Víctor Gómez Pin: “El tiempo libre ya no es libre. El ocio puede embrutecer más que el trabajo”
El pensador y ensayista disecciona la relación entre el ser humano y la máquina y analiza otras cuestiones ‘calientes’ de la sociedad de hoy


Con Víctor Gómez Pin (Barcelona, 80 años) cabe la posibilidad de empezar hablando de Kant y acabar hablando del txakoli. De empezar con la ontología y acabar con la cajera del súper de abajo. Incluso cabe la posibilidad de hablar a la vez de la ontología —que no deja de ser hablar del ser y sus propiedades, o sea, de la gente y sus cosas— y de la cajera. O de estar divagando sobre si un día las máquinas dictarán lo que tenemos que hacer en vez de al revés, y de repente estar recitando de corrido a Lorca y a Descartes o bromeando con que al final ha cerrado por falta de clientela la tienda esa de mascotas que había en el barrio.
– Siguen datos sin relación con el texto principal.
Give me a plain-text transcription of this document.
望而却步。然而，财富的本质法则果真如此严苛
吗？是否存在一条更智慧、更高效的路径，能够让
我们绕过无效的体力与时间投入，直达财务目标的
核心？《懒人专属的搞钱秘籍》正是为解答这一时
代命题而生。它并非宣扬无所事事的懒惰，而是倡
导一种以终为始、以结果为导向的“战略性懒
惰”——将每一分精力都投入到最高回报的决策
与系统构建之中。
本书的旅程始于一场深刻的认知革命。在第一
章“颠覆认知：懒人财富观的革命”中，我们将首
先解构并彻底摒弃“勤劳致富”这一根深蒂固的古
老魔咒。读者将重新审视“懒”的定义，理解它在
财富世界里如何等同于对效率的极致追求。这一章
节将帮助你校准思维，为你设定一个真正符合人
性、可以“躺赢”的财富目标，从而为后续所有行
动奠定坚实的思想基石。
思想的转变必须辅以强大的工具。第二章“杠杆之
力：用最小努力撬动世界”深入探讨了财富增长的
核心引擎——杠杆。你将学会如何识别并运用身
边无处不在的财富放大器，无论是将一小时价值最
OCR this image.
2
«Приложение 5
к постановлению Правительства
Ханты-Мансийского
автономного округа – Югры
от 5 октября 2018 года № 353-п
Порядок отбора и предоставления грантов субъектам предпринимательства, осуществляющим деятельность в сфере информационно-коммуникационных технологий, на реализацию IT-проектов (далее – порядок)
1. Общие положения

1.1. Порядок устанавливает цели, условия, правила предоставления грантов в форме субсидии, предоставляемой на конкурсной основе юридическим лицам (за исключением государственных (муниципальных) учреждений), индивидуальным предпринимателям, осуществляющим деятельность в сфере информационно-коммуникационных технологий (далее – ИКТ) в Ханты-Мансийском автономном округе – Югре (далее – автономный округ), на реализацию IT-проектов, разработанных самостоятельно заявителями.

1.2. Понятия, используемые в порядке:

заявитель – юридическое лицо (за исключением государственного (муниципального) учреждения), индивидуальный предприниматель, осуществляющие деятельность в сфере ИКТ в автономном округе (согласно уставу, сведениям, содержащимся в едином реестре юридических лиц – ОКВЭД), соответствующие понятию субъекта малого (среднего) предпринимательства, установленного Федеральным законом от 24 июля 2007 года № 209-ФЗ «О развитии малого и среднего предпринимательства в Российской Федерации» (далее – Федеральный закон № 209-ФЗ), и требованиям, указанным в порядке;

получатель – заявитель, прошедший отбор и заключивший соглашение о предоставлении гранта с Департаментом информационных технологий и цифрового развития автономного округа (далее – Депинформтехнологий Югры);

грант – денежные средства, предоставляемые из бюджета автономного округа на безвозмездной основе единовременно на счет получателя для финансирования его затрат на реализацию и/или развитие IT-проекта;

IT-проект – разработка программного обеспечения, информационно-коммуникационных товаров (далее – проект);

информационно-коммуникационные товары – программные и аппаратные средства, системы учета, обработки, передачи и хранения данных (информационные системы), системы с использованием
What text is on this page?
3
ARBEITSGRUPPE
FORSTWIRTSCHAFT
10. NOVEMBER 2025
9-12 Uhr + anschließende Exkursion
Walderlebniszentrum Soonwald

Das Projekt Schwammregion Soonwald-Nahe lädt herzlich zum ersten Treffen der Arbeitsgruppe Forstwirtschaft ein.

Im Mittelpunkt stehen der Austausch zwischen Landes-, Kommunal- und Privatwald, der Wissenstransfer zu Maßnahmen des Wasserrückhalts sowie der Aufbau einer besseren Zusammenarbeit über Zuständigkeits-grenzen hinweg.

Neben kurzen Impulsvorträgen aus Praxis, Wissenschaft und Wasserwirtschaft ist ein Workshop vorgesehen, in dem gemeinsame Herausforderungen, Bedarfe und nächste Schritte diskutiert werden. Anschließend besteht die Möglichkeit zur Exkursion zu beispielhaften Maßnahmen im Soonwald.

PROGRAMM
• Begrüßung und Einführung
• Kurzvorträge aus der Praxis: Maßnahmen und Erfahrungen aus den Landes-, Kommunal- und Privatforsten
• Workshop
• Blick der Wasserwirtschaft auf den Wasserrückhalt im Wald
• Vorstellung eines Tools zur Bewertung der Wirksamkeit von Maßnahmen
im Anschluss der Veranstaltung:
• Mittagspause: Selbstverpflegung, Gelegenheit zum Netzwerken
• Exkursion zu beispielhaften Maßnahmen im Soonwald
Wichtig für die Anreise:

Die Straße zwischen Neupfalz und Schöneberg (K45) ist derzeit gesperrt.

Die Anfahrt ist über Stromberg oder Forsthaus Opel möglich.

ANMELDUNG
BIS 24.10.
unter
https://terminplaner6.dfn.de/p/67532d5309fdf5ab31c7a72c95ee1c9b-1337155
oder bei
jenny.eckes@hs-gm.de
O de recordar con un deje de nostalgia al ficticio ordenador Hal-9000 de Stanley Kubrick (2001: una odisea del espacio) y poner sobre la mesa que este ya es un tiempo de robots verdaderos… y lo que nos queda por ver.
Puede que con su ilimitada capacidad para alternar la categoría y la anécdota, el profesor y ensayista doctor en Filosofía por La Sorbona y catedrático emérito de la Universidad Autónoma de Barcelona —uno de los pensadores españoles más lúcidos de los últimos 50 años— quiera reivindicar la vieja aspiración de un ilustre colega suyo como Jürgen Habermas: que la filosofía trate de explicar la totalidad de las cosas y de contribuir a la explicación racional de nuestra manera de entendernos a nosotros mismos y al mundo de forma permanente, en vez de erigirse en un oportunista manual especializado aplicable a cada situación, por boba que esta sea. En esa línea, el autor de libros como El orden aristotélico, El drama de la ciudad ideal, La España que tanto quisimos o El honor de los filósofos ha publicado recientemente en la editorial Acantilado El ser que cuenta. La disputa sobre la singularidad humana, una ambiciosa incursión teórica y práctica sobre el progresivo protagonismo del algoritmo, las máquinas y la inteligencia artificial en el devenir de nuestra civilización. O sea, EL TEMA. La conversación transcurre en la casa de Víctor Gómez Pin en el Eixample de Barcelona.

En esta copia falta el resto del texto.